Sosial & Budaya

Tanjung,InfoPublik – Dalam rangka membangun komitmen komitmen replikasi inovasi yang sesuai oleh pemerintah desa yang belum terdokumentasi, Dinas Pemberdayaan Masyarakat dan Desa (Dispermades) Kabupaten Tabalong menggelar Bursa Inovasi Desa di Gedung Sarabakawa, Rabu (27/12).

Bursa Inovasi Desa yang dihadiri oleh seluruh kepala desa sekabupaten Tabalong ini, merupakan forum yang memberikan inovasi-inovasi dalam rangka memaksimalkan pendanaan desa untuk membangun di bidang Infrastruktur, Kewirausahaan,dan Pengembangan Sumber Daya Manusia.

Arianto, Selaku kepala Dispermades kabupaten Tabalong yang bertindak sebagai ketua pelaksana mengatakan bahwa Bursa Inovasi Desa juga merupakan kesempatan bagi desa yang ada di tabalong untuk memamerkan inovasi layanan publik yang telah dilakukan “jadi lewat desa ini, desa-desa yang telah berupaya melakukan perbaikan di bidang pelayanan dan proses penyedianan fasilitas di desa terutama hal-hal baru yang bermanfaat dan punya nilai tambah itu bisa direplikasi atau diterapkan oleh desa lain” ujar Arianto.

Di dalam Bursa Inovasi Desa, tersedia dua Poksi Bursa yang terbagi dua, Di bursa A terdapat berbagai jenis inovasi yang meliputi bidang Pengembangna Sumber Daya Manusia seperti Memaksimalkan Potensi untuk Pendidikan, Menumbuhkan minat baca di desa, dan tanggap darurat gizi buruk. Sementara itu Inovasi Bidang Infrastruktur dan Kewirausahaan berada di Poksi Bursa B seperti Pengelolaan sarana air bersih desa, kebijakan ternak kambing untuk pendidikan, dan mengubah sampah menjadi tabungan pendidikan.

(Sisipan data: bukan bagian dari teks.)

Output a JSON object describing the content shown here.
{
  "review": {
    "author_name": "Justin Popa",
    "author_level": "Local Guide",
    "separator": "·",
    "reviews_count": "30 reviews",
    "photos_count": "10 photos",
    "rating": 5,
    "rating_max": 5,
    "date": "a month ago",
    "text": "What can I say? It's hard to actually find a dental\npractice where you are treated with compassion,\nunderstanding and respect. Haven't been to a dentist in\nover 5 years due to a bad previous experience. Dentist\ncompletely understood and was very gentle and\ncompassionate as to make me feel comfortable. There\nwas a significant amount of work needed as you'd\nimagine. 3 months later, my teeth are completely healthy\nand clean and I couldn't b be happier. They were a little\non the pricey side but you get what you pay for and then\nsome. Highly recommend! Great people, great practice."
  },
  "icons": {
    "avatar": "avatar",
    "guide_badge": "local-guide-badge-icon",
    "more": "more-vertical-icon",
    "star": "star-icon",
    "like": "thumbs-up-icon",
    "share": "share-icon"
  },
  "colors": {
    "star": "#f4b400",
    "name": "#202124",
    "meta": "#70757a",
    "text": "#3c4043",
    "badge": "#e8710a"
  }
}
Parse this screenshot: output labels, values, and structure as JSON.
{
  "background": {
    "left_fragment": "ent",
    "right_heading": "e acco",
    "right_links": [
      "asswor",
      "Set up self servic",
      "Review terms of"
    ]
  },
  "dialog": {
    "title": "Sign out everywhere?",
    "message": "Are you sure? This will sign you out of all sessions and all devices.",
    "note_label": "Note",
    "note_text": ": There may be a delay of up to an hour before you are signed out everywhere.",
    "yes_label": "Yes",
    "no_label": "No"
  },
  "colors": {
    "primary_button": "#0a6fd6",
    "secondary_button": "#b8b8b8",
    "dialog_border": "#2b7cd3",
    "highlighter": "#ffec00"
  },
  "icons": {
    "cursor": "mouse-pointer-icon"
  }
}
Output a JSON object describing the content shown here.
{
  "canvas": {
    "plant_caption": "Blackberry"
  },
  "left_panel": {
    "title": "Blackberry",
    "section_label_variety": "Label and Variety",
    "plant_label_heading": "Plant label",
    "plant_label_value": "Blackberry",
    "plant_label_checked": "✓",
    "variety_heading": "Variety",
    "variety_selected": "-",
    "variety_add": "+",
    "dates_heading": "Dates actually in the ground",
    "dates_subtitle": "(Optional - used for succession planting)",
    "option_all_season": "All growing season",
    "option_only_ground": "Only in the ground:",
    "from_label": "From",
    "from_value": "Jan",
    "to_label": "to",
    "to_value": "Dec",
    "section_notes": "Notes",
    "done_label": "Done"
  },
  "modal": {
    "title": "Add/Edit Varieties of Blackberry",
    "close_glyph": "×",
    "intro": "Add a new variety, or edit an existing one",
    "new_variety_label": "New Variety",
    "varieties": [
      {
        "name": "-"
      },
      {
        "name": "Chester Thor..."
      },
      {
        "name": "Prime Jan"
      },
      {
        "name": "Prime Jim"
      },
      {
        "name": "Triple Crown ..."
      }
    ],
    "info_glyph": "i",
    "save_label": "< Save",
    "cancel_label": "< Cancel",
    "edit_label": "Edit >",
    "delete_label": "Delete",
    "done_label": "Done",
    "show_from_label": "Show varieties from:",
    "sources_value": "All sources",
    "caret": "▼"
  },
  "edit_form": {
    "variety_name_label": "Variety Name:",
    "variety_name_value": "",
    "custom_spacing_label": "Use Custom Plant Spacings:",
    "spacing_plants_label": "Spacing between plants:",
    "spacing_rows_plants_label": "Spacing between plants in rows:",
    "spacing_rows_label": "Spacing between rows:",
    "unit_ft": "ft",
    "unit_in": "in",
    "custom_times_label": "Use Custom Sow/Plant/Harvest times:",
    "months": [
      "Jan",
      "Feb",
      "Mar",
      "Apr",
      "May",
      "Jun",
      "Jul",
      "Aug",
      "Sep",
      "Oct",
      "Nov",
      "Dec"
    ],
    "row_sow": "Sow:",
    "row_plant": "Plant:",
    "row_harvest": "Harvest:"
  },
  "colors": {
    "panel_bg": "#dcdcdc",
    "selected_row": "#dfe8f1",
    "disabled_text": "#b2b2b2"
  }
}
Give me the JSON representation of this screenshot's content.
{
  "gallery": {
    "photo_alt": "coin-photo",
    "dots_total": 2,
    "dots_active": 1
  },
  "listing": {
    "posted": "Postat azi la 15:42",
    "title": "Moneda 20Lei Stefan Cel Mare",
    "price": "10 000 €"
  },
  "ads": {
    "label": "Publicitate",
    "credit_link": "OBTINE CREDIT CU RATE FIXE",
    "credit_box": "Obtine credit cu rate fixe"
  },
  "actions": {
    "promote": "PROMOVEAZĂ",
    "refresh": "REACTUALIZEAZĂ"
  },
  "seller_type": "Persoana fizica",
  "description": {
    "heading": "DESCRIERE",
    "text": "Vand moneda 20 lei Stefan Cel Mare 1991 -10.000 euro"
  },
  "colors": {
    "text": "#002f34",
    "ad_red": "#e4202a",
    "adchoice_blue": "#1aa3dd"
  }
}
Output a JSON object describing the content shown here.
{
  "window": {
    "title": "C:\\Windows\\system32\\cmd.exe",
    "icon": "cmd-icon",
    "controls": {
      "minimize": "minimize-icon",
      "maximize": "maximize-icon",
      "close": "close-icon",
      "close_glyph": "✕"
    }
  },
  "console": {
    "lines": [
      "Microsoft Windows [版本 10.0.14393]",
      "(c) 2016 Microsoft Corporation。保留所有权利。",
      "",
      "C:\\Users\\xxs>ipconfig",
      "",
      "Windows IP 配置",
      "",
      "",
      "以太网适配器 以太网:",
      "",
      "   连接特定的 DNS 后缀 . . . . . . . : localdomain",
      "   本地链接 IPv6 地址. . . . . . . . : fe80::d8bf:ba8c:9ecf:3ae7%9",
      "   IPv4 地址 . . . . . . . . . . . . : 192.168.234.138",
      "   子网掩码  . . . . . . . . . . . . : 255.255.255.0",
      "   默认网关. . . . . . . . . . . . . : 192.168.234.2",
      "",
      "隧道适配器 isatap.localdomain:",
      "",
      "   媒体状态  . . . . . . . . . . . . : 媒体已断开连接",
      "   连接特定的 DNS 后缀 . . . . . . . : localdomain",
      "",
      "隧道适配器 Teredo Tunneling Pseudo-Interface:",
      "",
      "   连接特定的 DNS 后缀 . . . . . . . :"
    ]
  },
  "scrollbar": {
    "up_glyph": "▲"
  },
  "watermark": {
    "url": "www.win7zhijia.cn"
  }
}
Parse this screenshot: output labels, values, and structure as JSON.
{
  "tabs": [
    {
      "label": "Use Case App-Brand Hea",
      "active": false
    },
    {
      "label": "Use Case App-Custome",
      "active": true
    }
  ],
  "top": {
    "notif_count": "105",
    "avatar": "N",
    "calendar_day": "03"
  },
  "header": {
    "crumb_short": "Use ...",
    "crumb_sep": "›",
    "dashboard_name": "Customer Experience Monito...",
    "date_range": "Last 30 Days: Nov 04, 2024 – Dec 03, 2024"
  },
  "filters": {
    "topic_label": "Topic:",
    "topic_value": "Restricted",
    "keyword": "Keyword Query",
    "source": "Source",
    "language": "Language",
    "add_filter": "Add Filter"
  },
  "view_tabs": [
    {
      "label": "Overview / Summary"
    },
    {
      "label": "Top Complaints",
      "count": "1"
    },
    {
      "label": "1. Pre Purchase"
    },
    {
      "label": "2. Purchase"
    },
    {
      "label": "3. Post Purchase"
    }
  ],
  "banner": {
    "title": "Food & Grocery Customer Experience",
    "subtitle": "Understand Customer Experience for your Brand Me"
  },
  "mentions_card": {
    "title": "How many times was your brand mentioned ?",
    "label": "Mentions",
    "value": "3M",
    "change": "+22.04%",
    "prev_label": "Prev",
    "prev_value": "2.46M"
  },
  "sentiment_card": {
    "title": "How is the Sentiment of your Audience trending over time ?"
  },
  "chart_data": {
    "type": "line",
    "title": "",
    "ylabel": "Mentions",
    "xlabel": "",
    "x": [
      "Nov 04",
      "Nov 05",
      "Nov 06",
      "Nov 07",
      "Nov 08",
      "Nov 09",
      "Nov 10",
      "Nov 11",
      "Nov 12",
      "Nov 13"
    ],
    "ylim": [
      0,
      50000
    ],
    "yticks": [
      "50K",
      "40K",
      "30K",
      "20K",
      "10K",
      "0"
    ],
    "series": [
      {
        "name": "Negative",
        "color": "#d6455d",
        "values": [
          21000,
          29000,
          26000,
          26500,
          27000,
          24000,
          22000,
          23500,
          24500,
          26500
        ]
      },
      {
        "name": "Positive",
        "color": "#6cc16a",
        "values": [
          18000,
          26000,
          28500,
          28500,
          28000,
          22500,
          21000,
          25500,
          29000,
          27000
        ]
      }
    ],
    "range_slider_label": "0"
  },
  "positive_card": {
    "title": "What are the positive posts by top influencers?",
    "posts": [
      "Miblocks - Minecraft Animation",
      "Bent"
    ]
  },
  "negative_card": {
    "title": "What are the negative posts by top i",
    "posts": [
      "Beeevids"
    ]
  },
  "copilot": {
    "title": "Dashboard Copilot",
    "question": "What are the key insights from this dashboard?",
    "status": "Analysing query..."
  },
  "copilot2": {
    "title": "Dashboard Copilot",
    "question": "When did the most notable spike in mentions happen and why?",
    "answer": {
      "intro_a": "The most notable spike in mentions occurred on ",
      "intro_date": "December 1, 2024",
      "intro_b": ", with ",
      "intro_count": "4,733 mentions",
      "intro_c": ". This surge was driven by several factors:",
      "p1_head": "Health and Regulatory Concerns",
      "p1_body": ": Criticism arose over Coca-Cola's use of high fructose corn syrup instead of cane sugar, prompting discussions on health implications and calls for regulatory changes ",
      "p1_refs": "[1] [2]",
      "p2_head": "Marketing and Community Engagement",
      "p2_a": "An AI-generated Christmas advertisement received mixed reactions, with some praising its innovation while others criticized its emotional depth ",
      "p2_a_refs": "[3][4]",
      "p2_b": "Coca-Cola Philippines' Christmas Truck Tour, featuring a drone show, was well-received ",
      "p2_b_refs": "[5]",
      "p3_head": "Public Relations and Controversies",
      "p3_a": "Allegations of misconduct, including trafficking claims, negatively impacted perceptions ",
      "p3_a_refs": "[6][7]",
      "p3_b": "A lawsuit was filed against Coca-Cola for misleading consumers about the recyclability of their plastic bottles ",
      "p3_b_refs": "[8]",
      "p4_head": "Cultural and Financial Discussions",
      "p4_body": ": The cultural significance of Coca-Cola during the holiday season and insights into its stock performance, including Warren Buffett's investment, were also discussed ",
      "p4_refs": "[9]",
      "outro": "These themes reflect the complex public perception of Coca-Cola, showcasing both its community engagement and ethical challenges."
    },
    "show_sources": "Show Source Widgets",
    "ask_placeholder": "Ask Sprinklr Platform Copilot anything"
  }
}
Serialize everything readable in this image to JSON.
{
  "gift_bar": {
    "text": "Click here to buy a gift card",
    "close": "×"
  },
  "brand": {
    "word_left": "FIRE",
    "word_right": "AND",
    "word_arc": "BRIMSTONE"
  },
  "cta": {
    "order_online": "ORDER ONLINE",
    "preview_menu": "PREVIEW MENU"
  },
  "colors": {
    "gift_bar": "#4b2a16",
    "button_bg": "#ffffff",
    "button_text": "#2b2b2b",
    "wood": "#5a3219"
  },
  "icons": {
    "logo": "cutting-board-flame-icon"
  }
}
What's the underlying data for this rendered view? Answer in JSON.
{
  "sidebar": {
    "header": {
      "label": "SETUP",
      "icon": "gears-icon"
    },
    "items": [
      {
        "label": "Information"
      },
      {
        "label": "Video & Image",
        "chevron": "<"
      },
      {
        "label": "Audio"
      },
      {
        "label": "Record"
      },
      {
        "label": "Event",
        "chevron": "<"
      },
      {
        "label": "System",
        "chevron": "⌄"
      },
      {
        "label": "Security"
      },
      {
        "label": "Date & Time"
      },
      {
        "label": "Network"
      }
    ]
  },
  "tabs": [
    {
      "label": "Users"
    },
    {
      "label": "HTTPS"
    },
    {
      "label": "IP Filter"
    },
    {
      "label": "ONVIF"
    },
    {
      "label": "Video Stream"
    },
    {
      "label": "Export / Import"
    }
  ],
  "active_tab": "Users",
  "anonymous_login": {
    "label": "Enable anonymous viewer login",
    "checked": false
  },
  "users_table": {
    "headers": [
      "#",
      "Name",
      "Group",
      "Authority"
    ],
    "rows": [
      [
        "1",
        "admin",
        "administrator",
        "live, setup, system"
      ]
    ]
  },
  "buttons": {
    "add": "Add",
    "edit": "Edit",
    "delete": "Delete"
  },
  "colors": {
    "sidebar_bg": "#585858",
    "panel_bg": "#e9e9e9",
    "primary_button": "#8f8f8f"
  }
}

Ia juga menambahkan bahwa setelah memperoleh inovasi yang cocok untuk di aplikasikan kepada desa masing-masing nantinya dimasukan dalam Anggaran Pendapatan Dan Belanja Desa (APBDES) dengan menuliskan invoasi yang telah dipilih di lembar Kartu Komitmen, “masyarakat ini dinamis, perkembangan juga harus selalu diikuti masyarakat, sehingga mau tidak mau perubahan atau inovasi dan kreatifitas diperlukan dalam rangka meningkatkan kapasitas pemerintah desa dan pelayanan di desa” tambahnya.

Dalam proses pemilihan inovasi yang akan diterapkan, kepala desa akan dibantu oleh tenaga ahli program pembangunan dan pemberdayaan masyarakat desa (P3MD) sebanyak 6 orang, Namun pada kesempatan ini juga bagi kepala desa yang memiliki kepala desa memiliki inovasi tersendiri juga diakomodir dengan menuliskan langsung di lembar Inovasi.

Sementara itu, Pemerintah Kabupaten Tabalong yang dalam hal ini dihadiri oleh Asisten II Bidang Perekonomian dan Pembangunan, Hj. Hamidah Munawarah mengharapkan bahwa melalui Bursa Desa ini mampu meransang munculnya inovasi dalam praktek pembangunan di desa yang ada di Tabalong. “selain itu, Bursa inovasi ini juga diharapkan dapat menjembatani sumber daya lokal dengan pemanfaatan dana desa yang lebih efektif” ujarnya. (MC Tabalong/Gilang).